As students head back to school, here comes a big homework assignment: StoryCorps wants tens of thousands of teenagers across America to interview a grandparent or elder this Thanksgiving and upload their recordings to the Library of Congress.
The nonprofit oral history organization is asking high school history teachers to have their students record the interviews with StoryCorps’ free smartphone application.
Recordings sent to the library will become part of a publicly accessible archive at the American Folklife Center.
“The Great Thanksgiving Listen” is an assignment that will last for generations, StoryCorps founder Dave Isay said.
“When young people do these interviews and they hit ’send’ at end of the interview to the library, they know that their great-great-great-great-great-grandkids are going to get to eavesdrop on this conversation someday and get to understand where they come from, who their ancestors were,” Mr. Isay said in a telephone interview.
He hopes it becomes an annual tradition that brings families closer together by using modern technology to preserve the wisdom of elders.
The students could tap into memories of events dating back to the 1920s, but Mr. Isay said the stories are less important than the fact that two people are talking.
“The purpose of StoryCorps is to have the two people who have this conversation feel more connected with each other and give the person who is being interviewed the chance to be heard,” he said. “It’s not so much what’s in the stories as what the experience is like for the people who are recording.”
Brandon Clarke, an administrator at the private Berkeley Carroll School in Brooklyn, N.Y., is enthusiastic about the project.
He said StoryCorps, which is headquartered near the school, interviewed some of his teachers while developing an instructional guide for the Thanksgiving project.

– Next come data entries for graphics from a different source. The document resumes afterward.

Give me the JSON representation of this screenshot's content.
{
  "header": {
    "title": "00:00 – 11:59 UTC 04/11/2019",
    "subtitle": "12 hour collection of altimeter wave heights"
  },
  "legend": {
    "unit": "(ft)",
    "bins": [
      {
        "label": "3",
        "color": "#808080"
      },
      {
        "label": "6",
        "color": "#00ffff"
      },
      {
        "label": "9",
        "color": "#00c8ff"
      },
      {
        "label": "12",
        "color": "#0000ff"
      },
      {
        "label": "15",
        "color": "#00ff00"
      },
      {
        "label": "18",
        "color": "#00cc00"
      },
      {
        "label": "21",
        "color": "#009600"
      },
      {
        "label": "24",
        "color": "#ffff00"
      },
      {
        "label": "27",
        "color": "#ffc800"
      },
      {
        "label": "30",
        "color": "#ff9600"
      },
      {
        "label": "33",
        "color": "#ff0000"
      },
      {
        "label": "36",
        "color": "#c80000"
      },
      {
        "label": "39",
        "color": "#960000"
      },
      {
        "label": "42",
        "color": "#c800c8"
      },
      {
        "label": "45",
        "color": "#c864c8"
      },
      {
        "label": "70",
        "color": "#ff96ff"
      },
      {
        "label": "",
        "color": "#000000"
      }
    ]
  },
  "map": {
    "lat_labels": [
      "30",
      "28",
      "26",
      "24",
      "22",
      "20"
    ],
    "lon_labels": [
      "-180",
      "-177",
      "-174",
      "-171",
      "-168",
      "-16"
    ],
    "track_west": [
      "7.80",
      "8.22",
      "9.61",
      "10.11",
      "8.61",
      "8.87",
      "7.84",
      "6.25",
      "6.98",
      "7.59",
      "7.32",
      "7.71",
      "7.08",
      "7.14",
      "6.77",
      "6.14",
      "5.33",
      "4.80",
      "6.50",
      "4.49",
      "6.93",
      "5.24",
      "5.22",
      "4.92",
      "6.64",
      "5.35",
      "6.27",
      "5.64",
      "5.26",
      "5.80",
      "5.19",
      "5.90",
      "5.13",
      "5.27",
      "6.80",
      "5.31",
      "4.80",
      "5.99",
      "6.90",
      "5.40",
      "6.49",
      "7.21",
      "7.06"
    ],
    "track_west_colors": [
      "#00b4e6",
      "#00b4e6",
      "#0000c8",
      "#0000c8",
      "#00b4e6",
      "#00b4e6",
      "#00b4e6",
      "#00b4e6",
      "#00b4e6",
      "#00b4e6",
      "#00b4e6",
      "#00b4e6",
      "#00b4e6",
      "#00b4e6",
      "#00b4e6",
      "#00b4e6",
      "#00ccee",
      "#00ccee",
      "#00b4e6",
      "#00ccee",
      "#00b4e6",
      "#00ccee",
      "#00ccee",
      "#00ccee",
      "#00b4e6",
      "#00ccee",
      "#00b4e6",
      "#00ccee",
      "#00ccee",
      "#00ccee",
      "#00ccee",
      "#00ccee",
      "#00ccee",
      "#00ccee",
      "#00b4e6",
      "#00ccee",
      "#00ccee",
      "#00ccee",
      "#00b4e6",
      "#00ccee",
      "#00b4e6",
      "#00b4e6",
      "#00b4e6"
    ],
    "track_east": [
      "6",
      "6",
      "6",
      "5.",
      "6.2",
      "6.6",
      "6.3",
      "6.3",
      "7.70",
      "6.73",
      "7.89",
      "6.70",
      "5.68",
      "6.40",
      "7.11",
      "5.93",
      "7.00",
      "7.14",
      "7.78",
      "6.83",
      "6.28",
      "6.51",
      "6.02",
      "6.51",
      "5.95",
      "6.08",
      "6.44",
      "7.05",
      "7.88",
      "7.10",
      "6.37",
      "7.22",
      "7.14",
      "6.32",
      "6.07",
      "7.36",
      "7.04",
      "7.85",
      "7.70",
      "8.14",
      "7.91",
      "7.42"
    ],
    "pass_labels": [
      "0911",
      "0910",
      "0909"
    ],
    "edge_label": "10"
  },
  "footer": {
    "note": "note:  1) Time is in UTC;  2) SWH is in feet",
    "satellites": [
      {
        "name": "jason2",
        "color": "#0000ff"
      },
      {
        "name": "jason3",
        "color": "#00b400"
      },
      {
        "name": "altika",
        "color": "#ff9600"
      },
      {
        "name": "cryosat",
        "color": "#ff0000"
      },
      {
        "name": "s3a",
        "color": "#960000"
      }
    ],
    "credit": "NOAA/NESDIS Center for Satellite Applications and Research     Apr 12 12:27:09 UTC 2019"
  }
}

A couple weeks before the holiday, Berkeley Carroll students may get some classroom exercises aimed at sharpening their interview skills, Mr. Clarke said.
“How do you develop good questions? How do you go about conducting an interview? How do you build off of a really interesting response?”
But Mr. Isay said interviewing isn’t hard. He said he has learned from listening to some of the 60,000 conversations StoryCorps has collected since 2003 that people are naturally good at it.
“It’s just a matter of concentrating, being present, making sure you’re in a quiet place,” he said. “I think people understand the importance of the moment and they treat it very seriously.”
About 13 million radio listeners hear edited versions of StoryCorps interviews every Friday on National Public Radio’s “Morning Edition.”
StoryCorps also shares excerpts of recordings through animated videos, podcasts and its website. Those stories are largely selected from the 5,000 interviews done annually by visitors to StoryCorps’ mobile recording booth or its permanent booths in New York, Chicago, San Francisco and Atlanta.
Users of the StoryCorps app, released in March, have recorded and uploaded 10,000 interviews. The app was funded by a $1 million TED prize and a $600,000 grant from the John S. and James L. Knight Foundation.
Mr. Isay said the Thanksgiving project will help spread the notion — championed by the late Chicago writer, historian and broadcaster Studs Terkel — that history comes from the bottom up.
Mr. Clarke agreed.
“This is a really great example of how oral history is really history,” Mr. Clarke said. “For it to be legitimate history, it doesn’t have to appear in print in a carefully edited book. Individual stories, individual perspectives are also part of history.”